En dépit des modifications rédactionnelles opérées à l’Assemblée nationale, cet article vise toujours en pratique les binationaux et fragilise leur sentiment d’appartenance à la Nation. En outre, la garantie de ne pas créer de cas d’apatridie n’est plus constitutionnellement prévue, et dépendra, y compris en cas de ratification d’accords internationaux - des réserves ayant été émises par la France-, de l’évolution de la volonté des futurs législateurs ordinaires. Le nouvel article 2 peut, de ce point de vue, apparaître comme encore moins protecteur des droits et libertés publiques.
- Cette mesure est inutile et inefficace car elle ne serait en aucun cas dissuasive. Au-delà de son aspect symbolique, elle n’est évidemment pas de nature à dissuader une personne en cours de radicalisation ou radicalisée de commettre le pire. Elle n’apporte donc aucune garantie supplémentaire en matière de protection des populations.
- Cette révision ne saurait également se prévaloir de répondre aux attentats ayant endeuillé la France en 2015. En effet, aucun des terroristes de janvier et de novembre 2015 n’aurait pu faire l’objet d’une déchéance de nationalité. A l’exception d’un franco-belge, aucune autre des personnes de nationalité française identifiée comme terroriste ne disposait d’une autre nationalité.
- En outre, l’application d’une telle mesure poserait des difficultés d’ordre diplomatique. D’une part, il appartient à la France de prendre en charge les criminels qu’elle engendre. D’autre part, les pays concernés pourraient, dans une course à la déchéance, agir en premier, et la France ne pourrait dès lors plus déchoir la personne concernée du fait de sa seule nationalité française. Si l’expulsion du territoire français, but affiché par le gouvernement pour justifier l’article 2 du projet de révision constitutionnelle, entraîne la reconduite de l’intéressé dans un Etat qui l’expose à la peine de mort ou à des traitements inhumains et dégradants, elle ne pourra pas avoir lieu. En dépit de l’adoption de l’article 2, puis de la loi d’application, la personne condamnée pour terrorisme restera sur le territoire français.

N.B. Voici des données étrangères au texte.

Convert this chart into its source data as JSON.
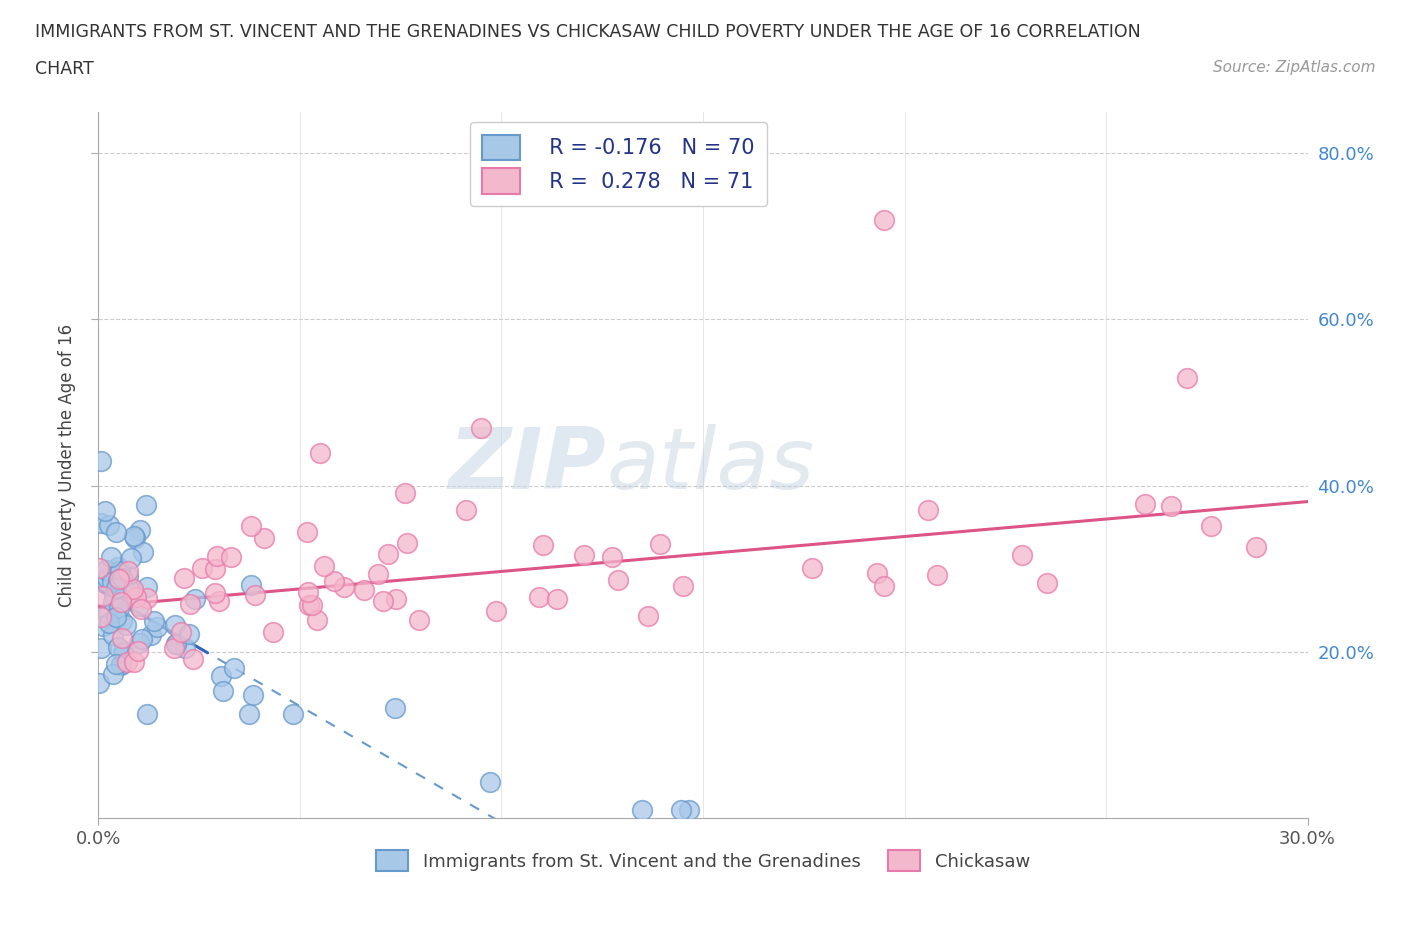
{
  "title_line1": "IMMIGRANTS FROM ST. VINCENT AND THE GRENADINES VS CHICKASAW CHILD POVERTY UNDER THE AGE OF 16 CORRELATION",
  "title_line2": "CHART",
  "source_text": "Source: ZipAtlas.com",
  "ylabel": "Child Poverty Under the Age of 16",
  "xmin": 0.0,
  "xmax": 0.3,
  "ymin": 0.0,
  "ymax": 0.85,
  "x_tick_labels": [
    "0.0%",
    "30.0%"
  ],
  "x_tick_values": [
    0.0,
    0.3
  ],
  "y_tick_labels": [
    "20.0%",
    "40.0%",
    "60.0%",
    "80.0%"
  ],
  "y_tick_values": [
    0.2,
    0.4,
    0.6,
    0.8
  ],
  "color_blue": "#a8c8e8",
  "color_pink": "#f4b8cc",
  "color_blue_edge": "#6699cc",
  "color_pink_edge": "#e87aaa",
  "color_blue_line": "#3366bb",
  "color_pink_line": "#dd5588",
  "color_blue_text": "#3355aa",
  "background_color": "#ffffff",
  "grid_color": "#cccccc",
  "watermark_zip": "ZIP",
  "watermark_atlas": "atlas"
}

- Une telle mesure serait également de nature à modifier la conception de la République française à l’égard du sentiment d’appartenance à la Nation. La constitutionnalisation de la déchéance revient à considérer que tout lien familial, culturel, linguistique avec un autre pays, équivaudrait à un défaut d’allégeance nationale. Supprimer l’article 2 revient donc à éviter les risques supplémentaires d’une nouvelle fracture française et à rétablir les conditions d’un sentiment commun d’appartenance et d’indivisibilité de la Nation.
- Enfin, l’ajout à l’Assemblée nationale des délits à la liste des infractions permettant d’encourir une déchéance de nationalité permet d’habiliter un futur législateur ordinaire à élargir considérablement la liste des infractions permettant de déchoir un individu de sa nationalité française, et d’étendre cette mesure à des délits de droit commun.